03.02.2024

Wenn bei Schmerz kein "Aua!" kommt...

Ein ganz besonderer Erste-Hilfe-Kurs

Wir Freunde für´s Leben sind es gewohnt, dass bei uns immer alles etwas anders ist als bei anderen Familien – 08/15 können wir eben einfach nicht 🙂 Das geht sogar so weit, dass bei einem Standard-Erste-Hilfe-Kurs viele Fragen unbeantwortet bleiben würden, die für uns eine ganz große Relevanz haben.

Kurzerhand haben wir daher einen Inhouse-Kurs beim ASB gebucht und unsere diversen besonderen Fragen im Vorfeld eingereicht, z.B.: Wie funktioniert Erste Hilfe bei einem Menschen im Rollstuhl? Kann man einen Menschen im Rollstuhl wiederbeleben oder muss man ihn dafür aus dem Rollstuhl herausheben? Was tun, wenn ein epileptischer Anfall nicht unter Kontrolle zu bekommen ist? Wie bekommt man einen Fremdkörper aus dem Mund eines Menschen, der aufgrund seiner geistiger Behinderung diesen nicht auf Aufforderung öffnen und den Gegenstand gezielt ausspucken kann?

Immer wieder ging es auch darum, wie schwierig generell ärztliche Hilfe bei Menschen ist, die über keine Sprache verfügen, also nicht sagen können, wo es ihnen weh tut, geschweige denn, den Schmerz genauer benennen oder lokalisieren zu können.

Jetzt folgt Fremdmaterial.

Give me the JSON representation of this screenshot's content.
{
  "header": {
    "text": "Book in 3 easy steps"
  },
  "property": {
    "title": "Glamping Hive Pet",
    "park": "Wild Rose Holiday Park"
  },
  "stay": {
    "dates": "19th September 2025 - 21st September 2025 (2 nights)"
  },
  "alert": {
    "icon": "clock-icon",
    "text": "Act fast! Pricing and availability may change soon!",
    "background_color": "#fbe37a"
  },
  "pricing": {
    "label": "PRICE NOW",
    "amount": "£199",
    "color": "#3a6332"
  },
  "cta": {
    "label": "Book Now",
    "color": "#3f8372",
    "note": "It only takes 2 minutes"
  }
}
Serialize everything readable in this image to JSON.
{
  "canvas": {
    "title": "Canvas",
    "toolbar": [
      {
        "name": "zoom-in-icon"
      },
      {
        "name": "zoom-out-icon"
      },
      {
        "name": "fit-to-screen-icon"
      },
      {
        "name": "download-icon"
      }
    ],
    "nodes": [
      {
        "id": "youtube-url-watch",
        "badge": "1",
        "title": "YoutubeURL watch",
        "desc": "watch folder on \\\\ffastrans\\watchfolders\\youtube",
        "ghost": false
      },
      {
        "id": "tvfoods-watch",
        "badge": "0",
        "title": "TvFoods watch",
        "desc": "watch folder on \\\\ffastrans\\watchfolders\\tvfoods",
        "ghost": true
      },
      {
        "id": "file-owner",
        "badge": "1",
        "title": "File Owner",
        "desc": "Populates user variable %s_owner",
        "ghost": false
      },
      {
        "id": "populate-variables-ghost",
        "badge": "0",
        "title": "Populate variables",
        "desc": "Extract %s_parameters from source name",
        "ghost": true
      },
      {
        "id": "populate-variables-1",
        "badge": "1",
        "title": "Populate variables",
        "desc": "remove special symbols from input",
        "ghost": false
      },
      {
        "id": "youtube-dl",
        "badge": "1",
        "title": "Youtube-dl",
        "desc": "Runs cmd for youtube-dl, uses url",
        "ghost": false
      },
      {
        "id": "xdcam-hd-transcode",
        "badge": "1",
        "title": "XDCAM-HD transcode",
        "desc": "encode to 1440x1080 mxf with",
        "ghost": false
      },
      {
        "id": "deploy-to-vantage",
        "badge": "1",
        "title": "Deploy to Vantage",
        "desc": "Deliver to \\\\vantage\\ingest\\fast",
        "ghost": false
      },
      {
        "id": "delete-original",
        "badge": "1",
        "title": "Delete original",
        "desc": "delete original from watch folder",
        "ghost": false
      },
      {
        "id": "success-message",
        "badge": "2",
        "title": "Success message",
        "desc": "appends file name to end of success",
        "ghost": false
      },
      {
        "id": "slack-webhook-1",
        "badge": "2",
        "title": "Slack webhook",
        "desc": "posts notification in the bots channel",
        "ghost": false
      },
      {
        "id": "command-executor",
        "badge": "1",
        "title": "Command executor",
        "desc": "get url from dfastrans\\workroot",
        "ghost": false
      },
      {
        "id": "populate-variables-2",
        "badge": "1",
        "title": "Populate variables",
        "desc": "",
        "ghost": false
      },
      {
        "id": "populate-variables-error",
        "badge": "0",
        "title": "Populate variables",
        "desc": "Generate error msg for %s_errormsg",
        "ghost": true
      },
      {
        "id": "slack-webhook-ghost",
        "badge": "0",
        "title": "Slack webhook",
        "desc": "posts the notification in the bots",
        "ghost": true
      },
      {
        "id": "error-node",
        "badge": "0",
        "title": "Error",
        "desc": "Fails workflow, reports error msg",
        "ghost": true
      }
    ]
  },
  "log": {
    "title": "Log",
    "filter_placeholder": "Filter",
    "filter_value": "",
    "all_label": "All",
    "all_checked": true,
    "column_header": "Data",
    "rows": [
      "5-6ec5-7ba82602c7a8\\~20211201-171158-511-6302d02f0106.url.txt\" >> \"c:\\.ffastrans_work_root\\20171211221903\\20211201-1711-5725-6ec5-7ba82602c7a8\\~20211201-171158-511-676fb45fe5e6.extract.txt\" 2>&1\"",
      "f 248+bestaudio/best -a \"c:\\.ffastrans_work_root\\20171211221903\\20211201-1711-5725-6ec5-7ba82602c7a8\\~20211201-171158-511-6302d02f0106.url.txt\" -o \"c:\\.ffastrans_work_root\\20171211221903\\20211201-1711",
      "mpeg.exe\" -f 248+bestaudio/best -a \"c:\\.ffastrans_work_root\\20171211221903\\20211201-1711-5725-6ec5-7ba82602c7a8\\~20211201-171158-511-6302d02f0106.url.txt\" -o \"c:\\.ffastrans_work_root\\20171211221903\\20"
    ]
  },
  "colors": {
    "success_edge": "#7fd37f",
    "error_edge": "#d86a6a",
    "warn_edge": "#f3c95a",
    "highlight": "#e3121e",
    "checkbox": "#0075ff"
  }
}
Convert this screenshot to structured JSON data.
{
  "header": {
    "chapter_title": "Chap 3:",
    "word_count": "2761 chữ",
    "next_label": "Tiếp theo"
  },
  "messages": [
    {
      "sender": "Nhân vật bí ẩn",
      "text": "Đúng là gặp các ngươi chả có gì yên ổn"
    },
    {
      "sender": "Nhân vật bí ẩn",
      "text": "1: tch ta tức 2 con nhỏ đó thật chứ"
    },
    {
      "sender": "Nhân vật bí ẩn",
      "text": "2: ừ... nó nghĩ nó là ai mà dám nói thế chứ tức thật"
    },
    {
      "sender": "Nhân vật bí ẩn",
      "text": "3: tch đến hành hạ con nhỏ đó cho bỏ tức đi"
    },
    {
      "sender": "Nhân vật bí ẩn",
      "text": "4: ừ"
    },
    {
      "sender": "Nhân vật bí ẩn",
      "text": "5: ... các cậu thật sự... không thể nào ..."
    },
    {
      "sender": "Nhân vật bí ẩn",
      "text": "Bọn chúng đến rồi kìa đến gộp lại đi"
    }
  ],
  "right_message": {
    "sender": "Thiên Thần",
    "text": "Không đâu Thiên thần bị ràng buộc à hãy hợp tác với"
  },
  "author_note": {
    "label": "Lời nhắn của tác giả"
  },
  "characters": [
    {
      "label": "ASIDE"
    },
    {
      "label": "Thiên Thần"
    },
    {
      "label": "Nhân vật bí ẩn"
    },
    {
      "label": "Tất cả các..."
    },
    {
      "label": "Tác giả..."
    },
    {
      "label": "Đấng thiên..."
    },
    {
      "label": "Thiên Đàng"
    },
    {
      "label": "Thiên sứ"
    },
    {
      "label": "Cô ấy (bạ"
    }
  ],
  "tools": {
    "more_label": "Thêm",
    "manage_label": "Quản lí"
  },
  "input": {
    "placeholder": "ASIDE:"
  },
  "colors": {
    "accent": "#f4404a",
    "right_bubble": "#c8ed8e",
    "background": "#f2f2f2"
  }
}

Geht es unserem Kind mit Behinderung nicht gut, beginnt oft eine detektivisch anmutende Such-Aktion (Absuchen des gesamten Körpers nach Wunden, Verletzungen, blauen Flecken, Fieber messen, Befragung aller Menschen, mit denen das Kind an diesem Tag zusammen war, nach Auffälligkeiten oder Unregelmäßigkeiten, Untersuchung der Ohren/Zähne/Gelenke, wenn die Suche ergebnislos bleibt, geht es oftmals beim Arzt weiter, der im schlimmsten Fall noch hilfloser ist als wir selbst, da unsere Kinder – siehe oben – eben nicht 08/15 sind).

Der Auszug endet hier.